Des échantillons de quartz de l’Archéen détiennent des traces de l’ancienne atmosphère dans des inclusions fluides dans les roches. Crédit : M. Pujol

« Nous ne savons pas grand-chose de l’éon archéen, il y a environ 3 milliards d’années », a déclaré M. Marty, coprésident du comité directeur scientifique de la communauté Réservoirs et flux. Il existe encore peu de roches de cette période, et comme il le souligne, nous savons peu de choses sur l’atmosphère et les flux volcaniques de l’Archéen « parce qu’il n’y avait pas de volcanologues à l’époque. »

Dans la nouvelle étude, les chercheurs ont examiné les données isotopiques de roches qui se sont formées il y a 3,5 à 2,7 milliards d’années. « Les isotopes sont comme l’ADN de la matière », a déclaré Marty. « Chaque élément a une signature spécifique qui est un enregistrement de ce qui s’est passé auparavant. »

Spécifiquement, ils ont examiné la composition isotopique du gaz noble xénon, qui peut être utilisé pour estimer l’activité volcanique au fil du temps. Il existe neuf isotopes différents du xénon qui ne diffèrent que par le nombre de neutrons dans le noyau. L’isotope 129Xe provient de la désintégration radioactive de l’iode dans le manteau et s’échappe à la surface par les éruptions volcaniques, de sorte que les concentrations de cet isotope dans l’atmosphère sont directement liées aux émissions volcaniques. Le 129Xe s’est progressivement accumulé dans l’atmosphère terrestre au fil du temps.

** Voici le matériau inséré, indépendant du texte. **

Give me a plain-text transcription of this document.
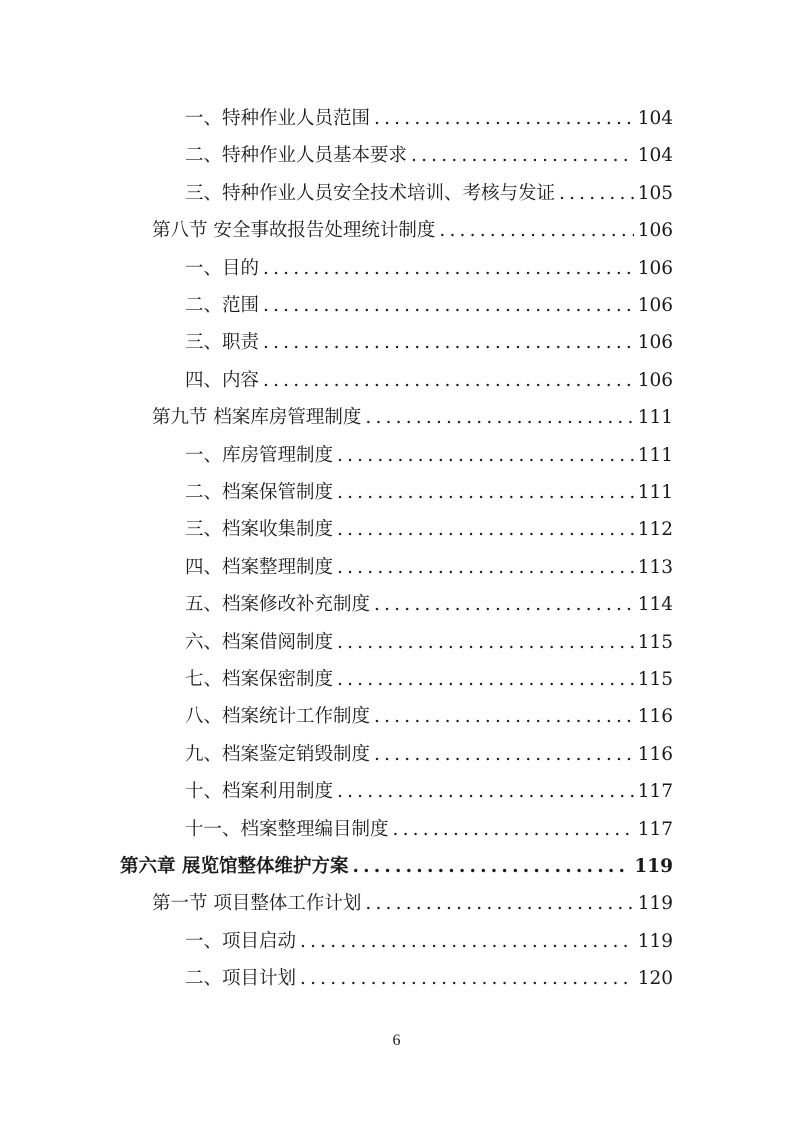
一、特种作业人员范围 .....	104
二、特种作业人员基本要求 .....	104
三、特种作业人员安全技术培训、考核与发证 .....	105
第八节 安全事故报告处理统计制度 .....	106
一、目的 .....	106
二、范围 .....	106
三、职责 .....	106
四、内容 .....	106
第九节 档案库房管理制度 .....	111
一、库房管理制度 .....	111
二、档案保管制度 .....	111
三、档案收集制度 .....	112
四、档案整理制度 .....	113
五、档案修改补充制度 .....	114
六、档案借阅制度 .....	115
七、档案保密制度 .....	115
八、档案统计工作制度 .....	116
九、档案鉴定销毁制度 .....	116
十、档案利用制度 .....	117
十一、档案整理编目制度 .....	117
第六章 展览馆整体维护方案 .....	119
第一节 项目整体工作计划 .....	119
一、项目启动 .....	119
二、项目计划 .....	120
6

Comme prévu, les chercheurs ont vu que l’atmosphère de l’Archéen contenait peu de xénon par rapport à l’atmosphère actuelle, qui a eu beaucoup plus de temps pour accumuler ce gaz. Mais ils ont été surpris de constater une augmentation rapide du 129Xe entre 2,6 et 2 milliards d’années. Cela signifie que la Terre a connu une activité volcanique massive autour de cette période, et a libéré d’énormes quantités de carbone et d’autres volatiles dans l’atmosphère, à des taux 10 à 100 fois plus rapides qu’aujourd’hui.

Le montage instrumental utilisé pour analyser les isotopes du xénon. Crédit : B. Marty

L’activité volcanique associée à la tectonique des plaques actuelle ne peut pas expliquer cette hausse rapide, c’est pourquoi Marty et ses collègues du CRPG-CNRS ont collaboré avec Jaupart, un expert de la libération de chaleur par la Terre, pour créer un modèle de la température de la Terre et de l’activité volcanique au fil du temps. Selon un enregistrement indépendant laissé par les roches volcaniques, la température interne de la Terre a atteint un pic entre 3 et 2,5 milliards d’années, réchauffée par la décomposition d’éléments radioactifs. La tectonique des plaques primitive n’étant pas très efficace pour libérer cette chaleur, les scientifiques pensent que la Terre a surchauffé et créé d’énormes volumes de bouillie mousseuse, contenant du magma fondu, des gaz et des cristaux. La signature 129Xe suggère que la bouillie a fait éruption pendant 200 ou 300 millions d’années, libérant des gaz à la surface.

Comme une colère d’adolescent, la hausse de l’activité volcanique a permis à la Terre d’évacuer beaucoup de vapeur et d’autres volatiles, avant de s’installer dans un modèle plus mature de tectonique des plaques.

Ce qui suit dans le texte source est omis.